Nel 1993 Gianfranco Fini sfidò Francesco Rutelli conscio che la mancata vittoria sarebbe stata un trampolino di lancio per la leadership. E in effetti da quel momento in poi è iniziata la parabola ascendente del finismo, di una destra europea, riconosciuta a livello internazionale, e in fondo alternativa a quella di Silvio Berlusconi. «Se solo non avesse fatto lo strappo, oggi Gianfranco sarebbe il capo del centrodestra» ammettono con un pizzico di malinconia alcuni ex colonnelli di via della Scrofa.

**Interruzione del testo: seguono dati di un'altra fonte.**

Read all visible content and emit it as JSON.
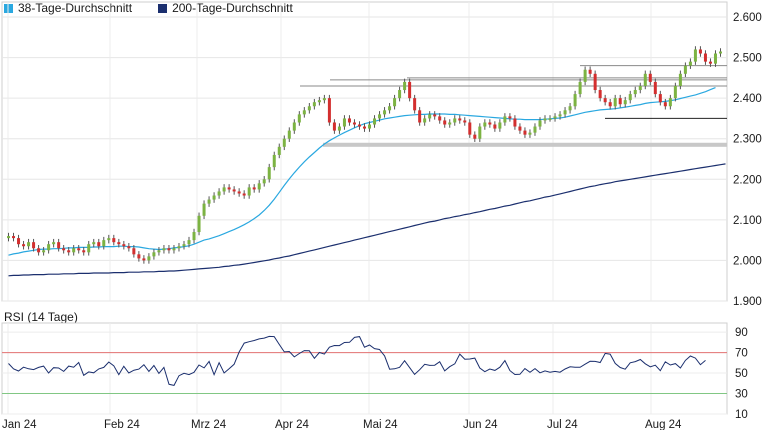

Di certo, Giorgia avrà un ruolo decisivo quando assieme agli altri componenti del centrodestra dovrà scegliere il profilo del candidato al Campidoglio. Raccontano che Meloni vorrebbe puntare le fiches o su una figura della società civile o al più sulla giovane consigliera comunale di FdI Chiara Colosimo, più che una fedelissima, alla quale ha affidato l’organizzazione della kermesse di Atreju. Eppure in queste ore, diversi esponenti del partito non escludono che alla fine possa essere «Giorgia» la carta del centrodestra. Ma questa volta, a differenza della candidatura Fini, Meloni potrebbe farcela. Ed è proprio questa la sua paura.